"Just because you fit in, doesn't mean you belong there/Bir yere uyum sağlıyor olman, oraya ait olduğunu göstermez."
İçimdekileri dökmeye kelimelerin yetmeyeceği bir dönemden geçiyorum. Hem koca bir sessizlik, hem de koca çığlıklar aynı anda çıkmak istiyor içimden. Gözlerimi kapatıp açtığım kadar kısa bir zaman diliminde, sanki boyutlar arası bir seyahat etmiş gibiyim. Yeni gözler, yeni bir bakış.
Hiçbir şeyi sorgulamıyorum. Her şey olması gerektiği şekilde, olması gerektiği zamanda olmuştur, güveniyorum. Banaysa artık başkalarının ne düşündüğünde değil, kendi merkezimde taşıyacağım yepyeni dersler yüklendi. Döngü aynı döngü. Her yaşanılan aynı sırları fısıldıyor: Ne kadar kendin, ne kadar özgürsün?
Özgürlük ve korkunun bu kadar yan yana, bu kadar iç içe olduğunu anlamak ne hafif duyguymuş. Kendi merkezinden, kendin olarak konuşmak, kendini korumak ne kadar da kolaymış aslında. Bilememişim. Ben kimmişim? Neredeymişim?
Savaşlar vermiş, sevişler geçirmiş, kendinden hep uzakta bir yerlerde sonsuz boşlukta hissetmişim bu vakte kadar. Hepsi bir amaç içinmiş: yeni bir ben yaratmak.
Pişman mıyım... Bu hala cevabını bulamadığım, belki de hiç bulamayacağım bir soru. Keşke'lerim yoktur keskinliğinde olmadığıma ise neredeyse eminim.

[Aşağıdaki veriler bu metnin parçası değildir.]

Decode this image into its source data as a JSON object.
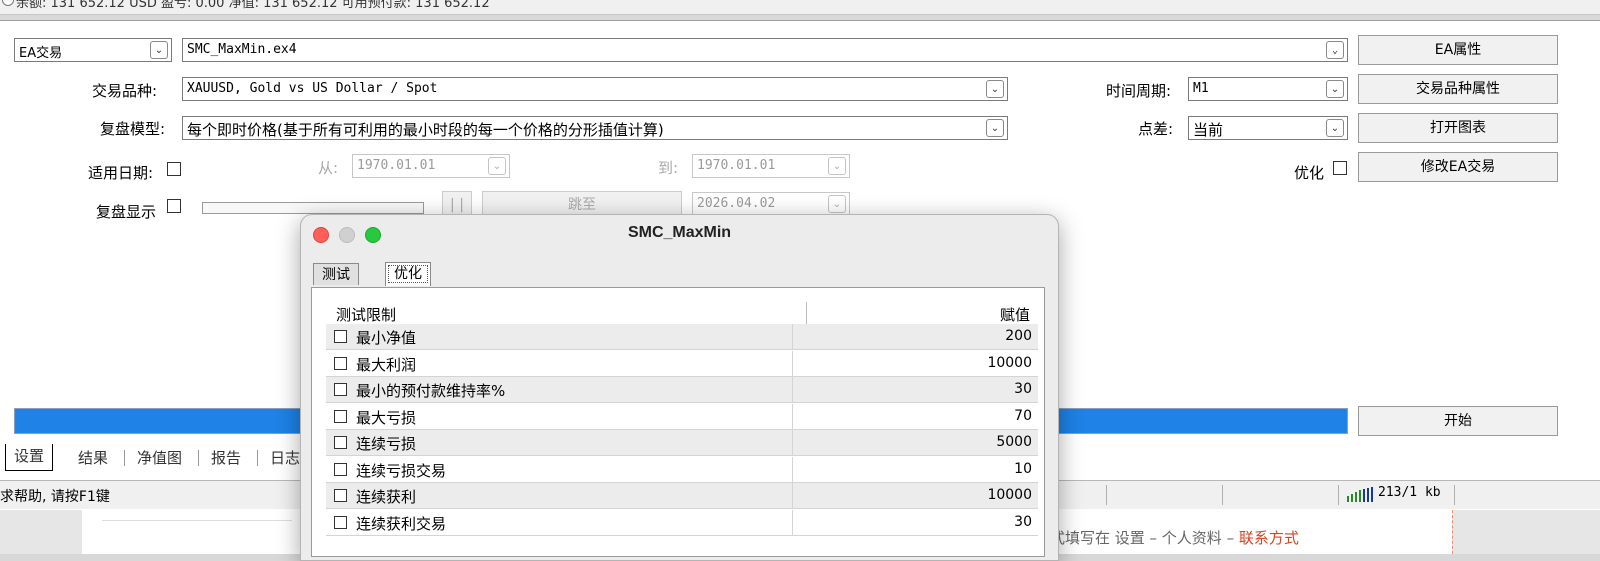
{
  "top_strip": {
    "text": "余额: 131 652.12 USD  盈亏: 0.00  净值: 131 652.12  可用预付款: 131 652.12"
  },
  "tester": {
    "mode": "EA交易",
    "expert": "SMC_MaxMin.ex4",
    "symbol_label": "交易品种:",
    "symbol": "XAUUSD, Gold vs US Dollar / Spot",
    "model_label": "复盘模型:",
    "model": "每个即时价格(基于所有可利用的最小时段的每一个价格的分形插值计算)",
    "use_date_label": "适用日期:",
    "from_label": "从:",
    "from_date": "1970.01.01",
    "to_label": "到:",
    "to_date": "1970.01.01",
    "visual_label": "复盘显示",
    "pause_label": "| |",
    "skip_label": "跳至",
    "skip_date": "2026.04.02",
    "period_label": "时间周期:",
    "period": "M1",
    "spread_label": "点差:",
    "spread": "当前",
    "optimize_label": "优化",
    "btn_ea_props": "EA属性",
    "btn_symbol_props": "交易品种属性",
    "btn_open_chart": "打开图表",
    "btn_modify_ea": "修改EA交易",
    "btn_start": "开始",
    "progress": 1.0,
    "progress_color": "#1e82e6"
  },
  "tabs": [
    {
      "label": "设置",
      "active": true
    },
    {
      "label": "结果"
    },
    {
      "label": "净值图"
    },
    {
      "label": "报告"
    },
    {
      "label": "日志"
    }
  ],
  "statusbar": {
    "help": "求帮助, 请按F1键",
    "net": "213/1 kb"
  },
  "web": {
    "text": "式填写在 设置 – 个人资料 – ",
    "link": "联系方式"
  },
  "modal": {
    "title": "SMC_MaxMin",
    "tabs": [
      "测试",
      "优化"
    ],
    "header_name": "测试限制",
    "header_value": "赋值",
    "rows": [
      {
        "name": "最小净值",
        "value": "200"
      },
      {
        "name": "最大利润",
        "value": "10000"
      },
      {
        "name": "最小的预付款维持率%",
        "value": "30"
      },
      {
        "name": "最大亏损",
        "value": "70"
      },
      {
        "name": "连续亏损",
        "value": "5000"
      },
      {
        "name": "连续亏损交易",
        "value": "10"
      },
      {
        "name": "连续获利",
        "value": "10000"
      },
      {
        "name": "连续获利交易",
        "value": "30"
      }
    ]
  }
}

Benimle benzer yollardan geçtiysen, geçiyorsan, nerede yanlış yapıyorum diye düşünmekten saçlarını yolduğun bir akşam, ne olur satırlarımı hatırla: ne kadar kendinsen, o kadar özgürsün. Kendin olmaktan korkma. Aç gözlerini. Hiçbir yere kendini kaybedecek kadar uyum sağlamak zorunda değilsin.
Aldığım tüm derslere bin nimet, bin şükürle. Yola devam.